All debt reduction strategies will come with advantages and disadvantages. Some, however, are more advantageous than others. It is best to attempt strategies that will not affect your credit first. Only attempt more drastic strategies if the reward is worth the cost or if you are facing default. In that case, debt consolidation or settlement may be an option.

#1 Buy Down

You may think paying down a large sum of your principal debt is the best use of your cash. For example, many borrowers spend their annual bonus salary by paying down principal. This will reduce your debt, but it may not make your payments any easier in the short run. Instead, consider buying down your interest rate. When you buy down your rate, you are paying a large chunk of your interest up front in exchange for a lower interest for a short period of time. The effect is relatively similar to the total cost of your loan. However, buying down a mortgage will actually make your monthly payments smaller. This can make your debt less burdensome for anywhere from one to three years. Buy downs are most common on mortgages.

#2 Refinance

Refinancing is a lot trickier than many lenders would have you think. First, you can refinance your loan direct with your current lender. This comes with the lowest amount of penalties, but your current lender has less incentive to offer you better terms than a third party does. A third party lender attempting to generate a new revenue source from your loan may offer much lower rates and more favorable terms. Unfortunately, this means you will have to prepay your existing debt, which can come with penalties. Prepayment fees are common on most forms of debt. Your credit may additionally drop if you refinance with a third party.

#3 Consolidate

Consolidation is a form of refinancing multiple debts at once.

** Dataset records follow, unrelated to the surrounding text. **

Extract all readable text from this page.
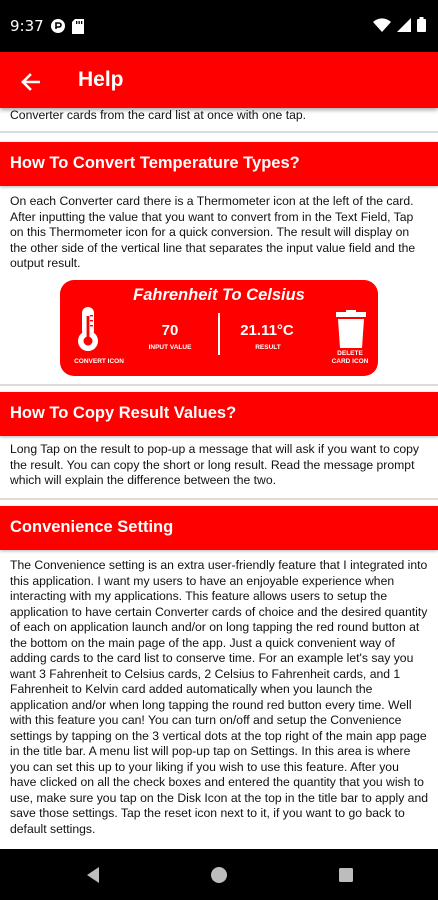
9:37
Help
Converter cards from the card list at once with one tap.
How To Convert Temperature Types?
On each Converter card there is a Thermometer icon at the left of the card. After inputting the value that you want to convert from in the Text Field, Tap on this Thermometer icon for a quick conversion. The result will display on the other side of the vertical line that separates the input value field and the output result.
Fahrenheit To Celsius
CONVERT ICON
70
INPUT VALUE
21.11°C
RESULT
DELETE
CARD ICON
How To Copy Result Values?
Long Tap on the result to pop-up a message that will ask if you want to copy the result. You can copy the short or long result. Read the message prompt which will explain the difference between the two.
Convenience Setting
The Convenience setting is an extra user-friendly feature that I integrated into this application. I want my users to have an enjoyable experience when interacting with my applications. This feature allows users to setup the application to have certain Converter cards of choice and the desired quantity of each on application launch and/or on long tapping the red round button at the bottom on the main page of the app. Just a quick convenient way of adding cards to the card list to conserve time. For an example let's say you want 3 Fahrenheit to Celsius cards, 2 Celsius to Fahrenheit cards, and 1 Fahrenheit to Kelvin card added automatically when you launch the application and/or when long tapping the round red button every time. Well with this feature you can! You can turn on/off and setup the Convenience settings by tapping on the 3 vertical dots at the top right of the main app page in the title bar. A menu list will pop-up tap on Settings. In this area is where you can set this up to your liking if you wish to use this feature. After you have clicked on all the check boxes and entered the quantity that you wish to use, make sure you tap on the Disk Icon at the top in the title bar to apply and save those settings. Tap the reset icon next to it, if you want to go back to default settings.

You can take a new, large loan that covers the prepayment quotes on all of your existing debt. Since refinancing results in some penalties, it makes sense that consolidating aggregates those penalties. In fact, you may even have more debt at the end of a consolidation program if you are not smart with your strategy. For consolidation to be effective, you should be able to negotiate very favorable terms on the consolidation loan that result in a much lower total cost than if you continued your current loans separately.

#4 Settle

Usually, consolidation and settlement come hand in hand. You are offering a lump sum to your lenders through consolidation, and this lump sum is usually offered in exchange for a reduction of debt. With settlement, you may not get a low quote unless you can prove your loan will go to default unless the lender takes the deal. For example, if you are about to enter a divorce proceeding, bankruptcy or another financially challenging period, a lender may be convinced it is best to simply take the lump sum today and allow the loan to be closed prior to any potential discharge or court ordered reduction.